Les sondages ont encore du mal à identifier les électeurs de Donald Trump qui, notamment dans les sondages faits par téléphone, ne disent pas pour qui ils vont voter en réalité. Les sondeurs ont pourtant appris du cycle de 2016, mais visiblement pas assez. Quant aux Latinos, c’est un électorat très divers ; a priori, seuls les Latinos de Floride (à savoir des Cubains d’origine, généralement conservateurs) ont suivi le candidat républicain.

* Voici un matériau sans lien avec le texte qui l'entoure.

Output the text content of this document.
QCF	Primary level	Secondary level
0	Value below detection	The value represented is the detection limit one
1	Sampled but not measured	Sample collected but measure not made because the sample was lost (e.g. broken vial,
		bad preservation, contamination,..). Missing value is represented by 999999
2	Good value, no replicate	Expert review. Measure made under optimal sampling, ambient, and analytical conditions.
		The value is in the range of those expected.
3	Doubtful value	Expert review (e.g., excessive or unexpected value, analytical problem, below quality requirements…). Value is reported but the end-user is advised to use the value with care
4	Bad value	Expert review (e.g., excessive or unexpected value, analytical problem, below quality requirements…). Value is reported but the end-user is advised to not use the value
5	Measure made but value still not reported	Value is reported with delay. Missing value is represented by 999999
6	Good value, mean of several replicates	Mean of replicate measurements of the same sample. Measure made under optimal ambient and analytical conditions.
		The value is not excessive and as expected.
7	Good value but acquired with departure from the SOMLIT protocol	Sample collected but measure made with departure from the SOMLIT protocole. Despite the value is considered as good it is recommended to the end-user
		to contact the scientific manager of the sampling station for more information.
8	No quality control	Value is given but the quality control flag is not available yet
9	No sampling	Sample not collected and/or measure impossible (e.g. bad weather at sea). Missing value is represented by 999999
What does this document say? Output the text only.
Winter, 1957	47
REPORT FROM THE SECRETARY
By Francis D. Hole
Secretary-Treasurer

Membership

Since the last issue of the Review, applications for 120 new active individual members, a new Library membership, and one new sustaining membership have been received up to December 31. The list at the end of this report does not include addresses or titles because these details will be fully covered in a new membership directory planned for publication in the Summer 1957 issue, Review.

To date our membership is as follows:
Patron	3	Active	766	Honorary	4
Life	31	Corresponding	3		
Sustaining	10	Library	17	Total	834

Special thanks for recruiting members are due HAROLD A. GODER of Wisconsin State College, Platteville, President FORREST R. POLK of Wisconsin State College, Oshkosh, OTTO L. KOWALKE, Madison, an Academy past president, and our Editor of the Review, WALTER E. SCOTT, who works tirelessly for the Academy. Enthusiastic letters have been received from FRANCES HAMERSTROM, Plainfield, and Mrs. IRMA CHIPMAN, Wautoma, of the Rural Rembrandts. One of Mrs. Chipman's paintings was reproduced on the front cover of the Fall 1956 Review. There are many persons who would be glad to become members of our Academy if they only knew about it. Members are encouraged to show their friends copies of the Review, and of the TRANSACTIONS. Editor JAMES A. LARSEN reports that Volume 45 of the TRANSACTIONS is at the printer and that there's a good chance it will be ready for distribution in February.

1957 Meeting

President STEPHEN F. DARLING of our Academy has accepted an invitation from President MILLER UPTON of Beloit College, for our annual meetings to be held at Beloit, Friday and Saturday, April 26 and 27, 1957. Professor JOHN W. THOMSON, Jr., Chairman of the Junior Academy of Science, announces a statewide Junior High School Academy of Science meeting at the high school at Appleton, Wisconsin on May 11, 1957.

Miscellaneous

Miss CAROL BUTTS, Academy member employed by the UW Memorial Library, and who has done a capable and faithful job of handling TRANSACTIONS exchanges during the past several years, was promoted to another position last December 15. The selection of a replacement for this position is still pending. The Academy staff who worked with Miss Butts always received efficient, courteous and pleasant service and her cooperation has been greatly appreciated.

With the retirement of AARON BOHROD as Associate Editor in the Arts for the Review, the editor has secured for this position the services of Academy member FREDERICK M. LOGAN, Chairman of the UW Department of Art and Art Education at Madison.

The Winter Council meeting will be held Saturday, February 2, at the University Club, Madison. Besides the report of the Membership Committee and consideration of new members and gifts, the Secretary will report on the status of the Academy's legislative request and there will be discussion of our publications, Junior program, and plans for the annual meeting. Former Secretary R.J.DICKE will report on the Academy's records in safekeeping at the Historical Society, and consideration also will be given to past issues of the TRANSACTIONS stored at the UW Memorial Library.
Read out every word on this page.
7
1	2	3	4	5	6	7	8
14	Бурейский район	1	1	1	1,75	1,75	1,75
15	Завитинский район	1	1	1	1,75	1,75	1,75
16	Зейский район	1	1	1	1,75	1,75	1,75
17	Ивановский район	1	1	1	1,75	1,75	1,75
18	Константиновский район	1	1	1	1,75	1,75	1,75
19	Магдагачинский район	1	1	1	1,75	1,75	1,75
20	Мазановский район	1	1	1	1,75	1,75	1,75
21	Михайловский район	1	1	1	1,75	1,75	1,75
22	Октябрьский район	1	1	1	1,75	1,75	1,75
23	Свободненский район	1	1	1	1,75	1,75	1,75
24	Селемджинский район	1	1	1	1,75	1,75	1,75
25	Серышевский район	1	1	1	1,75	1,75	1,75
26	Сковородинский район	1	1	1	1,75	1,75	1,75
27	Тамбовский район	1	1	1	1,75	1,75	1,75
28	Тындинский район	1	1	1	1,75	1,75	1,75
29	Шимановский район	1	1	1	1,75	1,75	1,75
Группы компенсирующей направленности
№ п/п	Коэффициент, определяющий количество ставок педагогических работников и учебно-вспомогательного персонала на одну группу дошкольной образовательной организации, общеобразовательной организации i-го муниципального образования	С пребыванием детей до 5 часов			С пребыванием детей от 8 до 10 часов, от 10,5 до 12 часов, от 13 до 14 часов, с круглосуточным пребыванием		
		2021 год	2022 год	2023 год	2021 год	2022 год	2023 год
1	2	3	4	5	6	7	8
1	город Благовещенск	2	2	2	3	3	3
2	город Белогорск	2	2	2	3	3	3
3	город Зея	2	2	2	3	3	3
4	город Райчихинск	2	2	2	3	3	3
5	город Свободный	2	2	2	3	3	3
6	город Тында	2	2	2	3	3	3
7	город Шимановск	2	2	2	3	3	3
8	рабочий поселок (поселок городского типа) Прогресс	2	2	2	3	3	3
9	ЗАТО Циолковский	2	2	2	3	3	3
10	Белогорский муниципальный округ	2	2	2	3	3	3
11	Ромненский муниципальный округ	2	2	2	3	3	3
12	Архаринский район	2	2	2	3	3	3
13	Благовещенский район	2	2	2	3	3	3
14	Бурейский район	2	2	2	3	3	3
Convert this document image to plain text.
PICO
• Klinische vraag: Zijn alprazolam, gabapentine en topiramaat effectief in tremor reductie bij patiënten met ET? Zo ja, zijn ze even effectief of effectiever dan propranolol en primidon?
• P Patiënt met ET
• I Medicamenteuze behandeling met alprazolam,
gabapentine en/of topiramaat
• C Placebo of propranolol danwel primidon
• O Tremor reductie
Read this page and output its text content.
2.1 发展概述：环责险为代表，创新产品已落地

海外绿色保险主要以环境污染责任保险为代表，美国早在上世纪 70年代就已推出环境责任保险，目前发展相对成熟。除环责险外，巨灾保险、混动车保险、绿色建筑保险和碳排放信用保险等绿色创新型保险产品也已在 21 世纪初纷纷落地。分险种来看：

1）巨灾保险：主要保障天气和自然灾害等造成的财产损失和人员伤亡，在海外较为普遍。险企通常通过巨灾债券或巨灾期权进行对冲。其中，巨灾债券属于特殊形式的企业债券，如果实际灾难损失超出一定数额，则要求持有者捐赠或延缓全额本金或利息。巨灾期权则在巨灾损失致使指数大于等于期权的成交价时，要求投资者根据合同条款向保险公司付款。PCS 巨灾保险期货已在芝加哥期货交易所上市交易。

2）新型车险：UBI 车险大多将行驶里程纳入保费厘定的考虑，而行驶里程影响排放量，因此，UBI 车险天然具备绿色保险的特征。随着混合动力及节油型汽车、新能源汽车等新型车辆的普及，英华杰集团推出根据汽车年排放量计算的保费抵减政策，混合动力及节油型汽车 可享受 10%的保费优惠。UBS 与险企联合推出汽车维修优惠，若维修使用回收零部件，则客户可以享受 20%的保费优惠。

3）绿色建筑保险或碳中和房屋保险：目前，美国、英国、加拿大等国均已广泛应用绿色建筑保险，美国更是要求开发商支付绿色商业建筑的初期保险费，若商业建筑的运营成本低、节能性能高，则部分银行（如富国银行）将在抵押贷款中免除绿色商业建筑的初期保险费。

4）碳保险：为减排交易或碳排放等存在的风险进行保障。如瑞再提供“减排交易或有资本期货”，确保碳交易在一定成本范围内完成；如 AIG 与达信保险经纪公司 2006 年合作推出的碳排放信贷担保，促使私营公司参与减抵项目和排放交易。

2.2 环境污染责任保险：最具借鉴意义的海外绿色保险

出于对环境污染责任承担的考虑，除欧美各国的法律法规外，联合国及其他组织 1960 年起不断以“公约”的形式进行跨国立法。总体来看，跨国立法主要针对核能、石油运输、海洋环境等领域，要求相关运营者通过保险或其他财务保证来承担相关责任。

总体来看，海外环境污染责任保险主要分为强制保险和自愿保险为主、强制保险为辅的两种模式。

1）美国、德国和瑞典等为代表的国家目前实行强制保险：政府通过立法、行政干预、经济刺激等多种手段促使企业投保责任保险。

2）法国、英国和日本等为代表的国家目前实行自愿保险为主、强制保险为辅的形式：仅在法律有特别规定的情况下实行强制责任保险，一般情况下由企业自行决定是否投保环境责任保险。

Il faut néanmoins se garder d’essentialiser les catégories, surtout avec un candidat très polarisant comme Trump, qui personnalise le pouvoir à outrance.

THE CONVERSATION. Le trumpisme est analysé depuis plus de quatre ans maintenant. Comment le définit-on concrètement ? Est-ce un ensemble de politiques, un style, une idéologie ? Le tout pouvant se poursuivre et s’amplifier avec ou sans Donald Trump ?

FRANÇOIS VERGNIOLLE DE CHANTAL : Le trumpisme est d’abord un style : un refus des intermédiaires et des compromis, une rhétorique très simple et directe, un refus des idéologies et de leurs sophistications, un enthousiasme pour le leader. Mais le trumpisme n’est pas simplement un style, c’est aussi un contenu. Après quatre ans de présidence, le trumpisme a pris corps. Il s’appuie sur ce qu’on appelait le « paléoconservatisme » dans les années 1990, une sorte de refoulé du conservatisme, fait de nationalisme, de fierté blanche et de recherche de boucs émissaires. Trump a rendu ce discours, jusqu’à présent caché, mainstream. Il a utilisé la « politique identitaire » (identity politics) à son profit pour mobiliser la communauté blanche, et notamment les plus modestes mais pas seulement. Il a donc, comme le dit l’historienne Sylvie Laurent, « politisé une subjectivité », celle de la crainte des Blancs les plus pauvres, dans le contexte plus général d’une société diverse et multiculturelle. Cet héritage est là pour rester. Même si Trump perd au final l’élection de 2020, son résultat, qui n’a rien d’une déroute, montre que ce mouvement est là pour rester.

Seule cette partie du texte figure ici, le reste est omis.